What I have found most useful, when going through bad times in my life, is not sympathy and understanding and gentleness, but a reminder that we all go through this, this is how it works. That mistakes and pain and confusion are part of the process, and there is nothing very special about me or my pain, that all of us go through some version of this, and come out the other side knowing more, and being able to take better care of ourselves.
19
@ 13, 18 - I do think Lava's right in that it's not particularly helpful at this stage, but once you're on the other side of heartache, once you've pulled through, you do realize that those who told you "this is life" were right, and knowing you just went through something that is absolutely normal helps you go forward from there.
20
13, 18, 19-- Why does it have to be either/or? Nothing really helps the pain of first love break-up in the sense of making it all better or so it doesn't hurt anymore. I think we as a society do a disservice to young people when we try to shield them from everything. But if I were a slightly older friend to SADGIRL, I'd try to comfort her with sympathy, community, advice, perspective, stories from my own experience, and one that isn't recommended often enough- art. Great literature, great break-up songs, whatever is beautiful and soulful and cathartic.
21
Fichu @ 20 - The first time I had a real heartbreak, I listened to the Smiths' Unloveable on repeat. Knowing that someone felt shittier than I did (even though it was just a song) helped me tremendously. A few years later I discovered Tindersticks, and all my tortuous relationship feelings were covered for eternity.
22
@20, don't forget exercise! A friend of mine gently took me on walks in the park after an awful, awful breakup.
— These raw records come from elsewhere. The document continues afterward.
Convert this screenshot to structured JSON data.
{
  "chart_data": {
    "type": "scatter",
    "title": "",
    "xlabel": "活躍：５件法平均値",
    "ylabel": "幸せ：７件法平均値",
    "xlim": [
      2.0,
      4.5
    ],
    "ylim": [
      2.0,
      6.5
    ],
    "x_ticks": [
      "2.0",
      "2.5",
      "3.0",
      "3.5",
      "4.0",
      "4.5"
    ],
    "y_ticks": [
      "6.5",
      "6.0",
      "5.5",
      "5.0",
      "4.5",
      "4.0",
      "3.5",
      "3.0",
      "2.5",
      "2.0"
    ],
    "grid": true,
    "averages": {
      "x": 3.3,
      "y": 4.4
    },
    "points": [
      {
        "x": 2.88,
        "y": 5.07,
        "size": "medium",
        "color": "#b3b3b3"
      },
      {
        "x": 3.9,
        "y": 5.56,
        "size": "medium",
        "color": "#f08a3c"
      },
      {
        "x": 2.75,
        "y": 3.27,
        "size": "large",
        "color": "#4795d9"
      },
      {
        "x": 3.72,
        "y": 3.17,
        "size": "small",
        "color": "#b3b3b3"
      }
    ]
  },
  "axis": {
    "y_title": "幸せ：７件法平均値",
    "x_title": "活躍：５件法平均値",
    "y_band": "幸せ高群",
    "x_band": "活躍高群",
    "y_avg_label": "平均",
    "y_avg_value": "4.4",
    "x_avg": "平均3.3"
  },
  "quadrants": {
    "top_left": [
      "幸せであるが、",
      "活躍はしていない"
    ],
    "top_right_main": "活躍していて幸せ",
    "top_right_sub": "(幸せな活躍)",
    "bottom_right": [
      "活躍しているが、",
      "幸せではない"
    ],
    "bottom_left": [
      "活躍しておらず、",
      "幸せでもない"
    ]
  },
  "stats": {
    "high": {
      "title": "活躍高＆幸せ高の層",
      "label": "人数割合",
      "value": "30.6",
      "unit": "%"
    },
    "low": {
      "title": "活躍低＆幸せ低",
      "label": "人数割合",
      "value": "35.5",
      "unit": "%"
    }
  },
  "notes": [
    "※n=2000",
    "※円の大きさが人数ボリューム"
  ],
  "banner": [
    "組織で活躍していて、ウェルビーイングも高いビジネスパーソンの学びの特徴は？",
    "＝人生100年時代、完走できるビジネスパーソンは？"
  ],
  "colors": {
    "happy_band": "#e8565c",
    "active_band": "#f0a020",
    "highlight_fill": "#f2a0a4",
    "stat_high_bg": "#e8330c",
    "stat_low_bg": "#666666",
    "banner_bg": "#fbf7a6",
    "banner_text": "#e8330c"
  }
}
I was really key to my recovery to move around outside in the trees and the wind.
23
My breakup song was "Wasted Time" by the Eagles.
24
"Control" by Poe for me.
25
Cat Power, What Would The Community Think?
27
Example of an even larger problem -- making a binary choice out of something that is not a binary choice. Feel conflicted between two choices? There's almost always a third, fourth, or fifth option. Often the very best choice is just "neither." Stop obsessing between boy #1 and boy #2 and give some thought to boy #3 or "no boys for a while" or ____.
28
Blood on The Tracks, Bob Dylan.
29
Wish I could give you a hug, LW. You have been deeply wounded by your first love, and yes as agony points out, you gotta toughen up, eventually.
For now, accept you also have made some judgements which messed with the story, and learn from that. Your own actions, that's all you can change.
Good luck dear girl, mend your broken heart with your friends around, and you will come out of this wiser. Affairs of the heart, that can be brutal territory.
30
Fichu, I'd never want to jump my first love's bones. Like SADGIRL's beau, he behaved badly.
31
She seems so inexperienced and smarter, sweeter and nicer seem like a very different guy, so I think Sam isn't actually very much like her boyfriend. He probably just makes her feel a similar way as her first boyfriend did once.
32
Ain't young love grand
33
Goodbye to You, Michelle Branch; Dream Attack, New Order.
34
Mine was Hole In My Soul, Aerosmith.

On a side note, my husband and I got to talking about how cringe-inducing emotional breakup songs are if you hear them for the first time as an adult. For instance, I think Pearl Jam's Black is excellently done, musically--but the lyrics make me want to gag, or at the very least give Vedder a solid smack across the face to get him to pull himself together. Partly because of disgust in seeing my former, ludicrously distraught 13 year old self in it, and partly because being on the other side of the one who won't let go is downright scary.

I developed a hypothesis, during this conversation, that the reason so many popular musicians got deep into hard drugs was that it helped them keep that angsty edge that appeals to teens.